The newspaper item gives the impression that ‘inclusion’ is identical with‘affirmative action’. ‘Outreach’, one supposes, means that university should relate to society. Only someone with a profound ignorance of universities can talk like this. Outreach and affirmative action are uniquely American concepts. Caste-based reservation and affirmative action are the opposites of each other: the U.S. constitution explicitly forbids people being discriminated against because of their birth. But this discrimination is enshrined in the heart of Indian politicians where Ambedkar sits majestically on his throne. India encourages discrimination against people on the basis of their birth. This is not affirmative action in any sense of the term.
As far as outreach is concerned, one cannot understand what it means in India. American society has never produced a native intellectual tradition. It has survived so far, because, America buys also the best brains from the outside. (Of course, they also buy the worst, mostly social scientists from Asia and Africa, to showcase ‘affirmative’ action.) In Europe, by contrast, there is neither affirmative action nor outreach. In all European countries, there are rich native intellectual traditions and they do not have to buy people to survive.
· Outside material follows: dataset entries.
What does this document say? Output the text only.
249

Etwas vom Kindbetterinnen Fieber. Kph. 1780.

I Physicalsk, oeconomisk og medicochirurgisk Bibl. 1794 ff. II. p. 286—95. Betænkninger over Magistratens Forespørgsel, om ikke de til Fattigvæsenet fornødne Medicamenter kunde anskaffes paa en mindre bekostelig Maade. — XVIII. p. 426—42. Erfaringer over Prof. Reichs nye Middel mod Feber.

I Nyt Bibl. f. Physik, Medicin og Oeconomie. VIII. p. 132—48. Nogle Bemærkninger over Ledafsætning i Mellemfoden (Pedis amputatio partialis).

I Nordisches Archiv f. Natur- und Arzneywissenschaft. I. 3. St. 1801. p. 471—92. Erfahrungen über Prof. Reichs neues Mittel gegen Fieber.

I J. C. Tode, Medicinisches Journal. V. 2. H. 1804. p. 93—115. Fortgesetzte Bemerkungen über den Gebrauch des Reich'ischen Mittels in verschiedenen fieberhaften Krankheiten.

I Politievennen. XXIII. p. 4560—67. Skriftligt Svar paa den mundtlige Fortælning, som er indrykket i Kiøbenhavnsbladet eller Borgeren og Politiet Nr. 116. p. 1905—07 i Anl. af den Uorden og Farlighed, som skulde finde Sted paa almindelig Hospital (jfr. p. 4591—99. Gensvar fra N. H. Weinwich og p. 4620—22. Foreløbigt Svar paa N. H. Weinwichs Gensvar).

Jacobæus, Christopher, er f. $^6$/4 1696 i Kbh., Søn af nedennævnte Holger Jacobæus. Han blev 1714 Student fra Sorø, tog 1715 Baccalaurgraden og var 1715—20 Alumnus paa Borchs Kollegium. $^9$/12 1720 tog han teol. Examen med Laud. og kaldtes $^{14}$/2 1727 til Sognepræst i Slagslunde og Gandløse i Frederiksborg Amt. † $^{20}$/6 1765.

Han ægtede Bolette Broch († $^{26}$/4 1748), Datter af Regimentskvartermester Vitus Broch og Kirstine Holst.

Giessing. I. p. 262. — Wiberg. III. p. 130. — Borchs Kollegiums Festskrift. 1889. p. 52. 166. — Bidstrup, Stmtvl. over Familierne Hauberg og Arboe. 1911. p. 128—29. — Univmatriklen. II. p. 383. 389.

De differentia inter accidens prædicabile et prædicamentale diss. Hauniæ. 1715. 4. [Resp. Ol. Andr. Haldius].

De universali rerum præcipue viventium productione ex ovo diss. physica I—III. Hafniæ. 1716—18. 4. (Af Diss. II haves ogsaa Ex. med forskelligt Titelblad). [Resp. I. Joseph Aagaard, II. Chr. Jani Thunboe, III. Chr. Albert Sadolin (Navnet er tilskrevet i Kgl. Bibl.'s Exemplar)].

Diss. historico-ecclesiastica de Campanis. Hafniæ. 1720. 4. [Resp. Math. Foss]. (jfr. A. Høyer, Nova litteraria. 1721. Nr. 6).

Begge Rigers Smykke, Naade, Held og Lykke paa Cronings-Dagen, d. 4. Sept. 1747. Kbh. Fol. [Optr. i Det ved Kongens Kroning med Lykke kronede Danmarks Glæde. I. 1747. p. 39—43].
India, China and Japan are like Europe and not like United States. Each of these Asian countries has extraordinarily rich intellectual traditions. True, the university system is a foreign implant that has not taken root in the Indian cultural soil. This problem, however, cannot be solved by ‘outreach’; one has to find ways of linking up with the still existing intellectual traditions in India. Nor is the abysmal quality of social science research improved by sharing food with a Dalit. The advisors to the MHRD appear to borrow ideas from America and present them as ‘India-centric’. The perversity of truth here: to steal ideas, distort them (for example, calling affirmative action as ‘inclusiveness’) and present them as ‘India-centric’. In the current state that India is in, I cannot imagine any Indian politician from any political party criticising either ‘inclusiveness’ or ‘outreach’. Why should they? They have already sold their souls in exchange for a bowl of soup.
My student Jakob de Roover wrote an article few days ago applauding the genius of a Delhi sociologist, who wrote an extraordinarily sharp piece of the Patel movement. What this sociologist claims about the Patel movement is, in my considered opinion, the greatest discovery humanity has ever made that is light years ahead even from the discovery of either fire or language or the invention of the wheel. One of the reader’s comments on that article claimed that Jakob was ignoring the “lived experience” of the masses. This is true. This truth is about the nature of human experience. No one person can access the experience of another human being. This commentator does two things: s/he criticises Jakob for being human because he cannot access the lived experience of another human being. (I wonder what the contrast set is to “lived experience”; “dead experience”, I suppose.)
Further, there is also an implied suggestion that an irrational and immoral system, which the caste-based reservation system is, should be founded on such a “lived” experience. If the lived experience of some human being, whoever he is, justifies an immoral and irrational system, then this commentator should also say that the Eindlössung of the German Nazis, i.e. the genocide of the Jews is justified. After all, Hitler’s“lived experience” grounded it. The perversity here is this: the truth that human beings cannot access each other’s experience is perverted into a justification of an immoral and irrational system like the caste-based reservation system.
Finally, there is the agitation of the Patels in Gujrat. The Patel community outside India, according to the newspapers, wrote to the PM asking him to return the $3million they gave him on his trip to the US. They want to give that money to the movement in Gujrat. Most intellectuals in the Indian universities see machinations, class and caste interests and anti-dalitism in this agitation. Here too, there is perversion: the genuine feeling of many people about the caste-based reservation system becomes an expression of sectional interests, where as the sectional and corporatist interests of the so-called Dalit groups are supposed to embody and represent the general interests of the Indian society. Only those who know what democracy is would see in this the perversion of democracy itself.
In the course of one day, the newspapers reported at least four perversities as truths. Each of these do appeal to one truth or another only in order to pervert them. I wonder whether this is a coincidence or whether it is the staple diet in India today. I do not know. But the fact that the bevy of brilliant thinkers populating India have not reflected about them and the fact that, in the last decade or so, both the UGC and the ICSSR have funded scintillating projects, which are silent about truth and propagate perverted truths for self-seeking purposes, I think, reveals something about the Indian intellectual scene.
One could say that I should be glad that I do not live in India because my intellectual career for the last forty years has been in Europe. A fair criticism of a man whose future is behind him in his old age. However, the rebuke does not address the concerns of those whose future lies ahead of them. I am forced to ask myself sadly: what about all those wonderful, creative and hopeful young kids in India? What about their future?